Was sie sahen, war zunächst eine Überraschung: Anstelle eines weitgehend regellosen Musters der Elektronenwolken, wie es eigentlich bei einem normalen Leiter zu erwarten wäre, wies die Verteilung der Ladungsträger ein schachbrettartiges Wellenmuster auf. "Erwärmen eines normalen Supraleiters über seine kritische Temperatur führt zu normalem metallischen Verhalten. Doch die Temperaturerhöhung von Hochtemperatur-Supraleitern bewirkt einen nicht-metallischen Zustand von Elektronen – auch Pseudolücke genannt", erklärt Ali Yazdani. "Wir haben zum ersten Mal die Bewegung der Elektronen in diesem seltsamen Zustand mit Nanometer-Auflösung untersucht."
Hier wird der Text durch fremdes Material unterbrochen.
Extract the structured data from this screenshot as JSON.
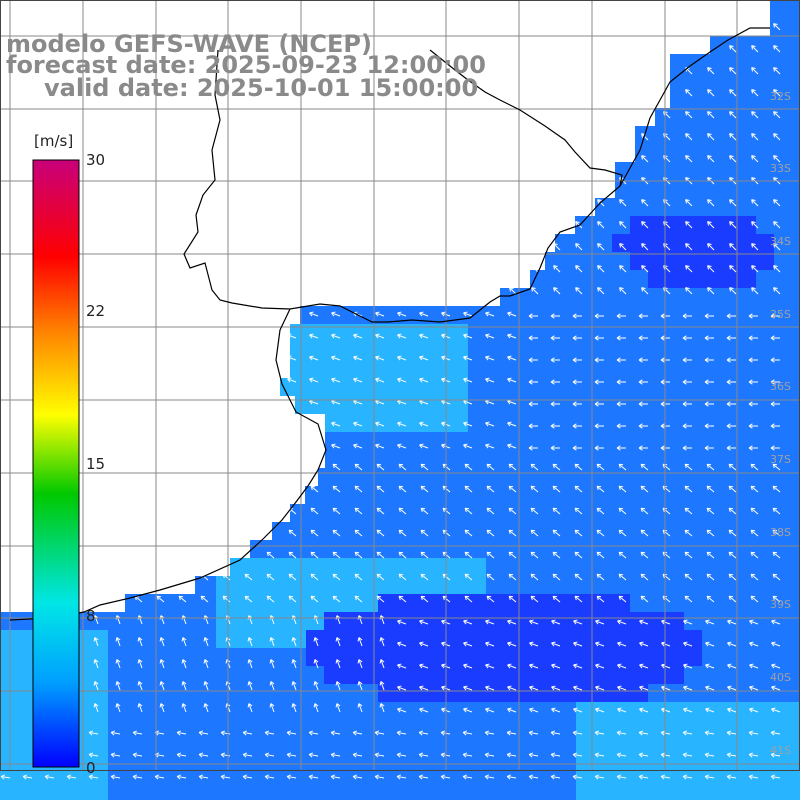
{
  "title": {
    "model": "modelo GEFS-WAVE (NCEP)",
    "forecast": "forecast date: 2025-09-23 12:00:00",
    "valid": "valid date: 2025-10-01 15:00:00"
  },
  "colorbar": {
    "unit": "[m/s]",
    "ticks": [
      "30",
      "22",
      "15",
      "8",
      "0"
    ],
    "colors": [
      "#c8007a",
      "#ff0000",
      "#ff8000",
      "#ffff00",
      "#00c800",
      "#00e6e6",
      "#00a0ff",
      "#0000ff"
    ]
  },
  "lat_labels": [
    "32S",
    "33S",
    "34S",
    "35S",
    "36S",
    "37S",
    "38S",
    "39S",
    "40S",
    "41S"
  ],
  "colors": {
    "land": "#ffffff",
    "coast": "#000000",
    "grid": "#888888",
    "sea_deep": "#1a3cff",
    "sea_mid": "#1e78ff",
    "sea_light": "#28b4ff",
    "arrow": "#ffffff"
  }
}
Doch über das neu Entdeckte kann der Forscher derzeit auch nur spekulieren: "Dieses Muster scheint das Ergebnis konkurrierender Kräfte zu sein, die auf die Elektronen wirken, wie die Coulomb-Abstoßung aufgrund ihrer Ladung und die magnetische Wechselwirkung ihrer Spins." Immerhin, so ganz überraschend scheint das Ergebnis dann doch nicht zu sein, denn derartige Musterbildung wurde offenbar seitens der Theorie schon länger vorausgesagt. Allein, der Nachweis ließ sich bislang nicht erbringen.

Bleibt also abzuwarten, wie sich die elektronischen Wellen einmal in eine alles umfassende Supraleitertheorie einbauen lassen. Vielleicht gelingt es ja noch bis zum 100. Geburtstag der Supraleitung, das Problem zu lösen. Sieben Jahre sind noch Zeit.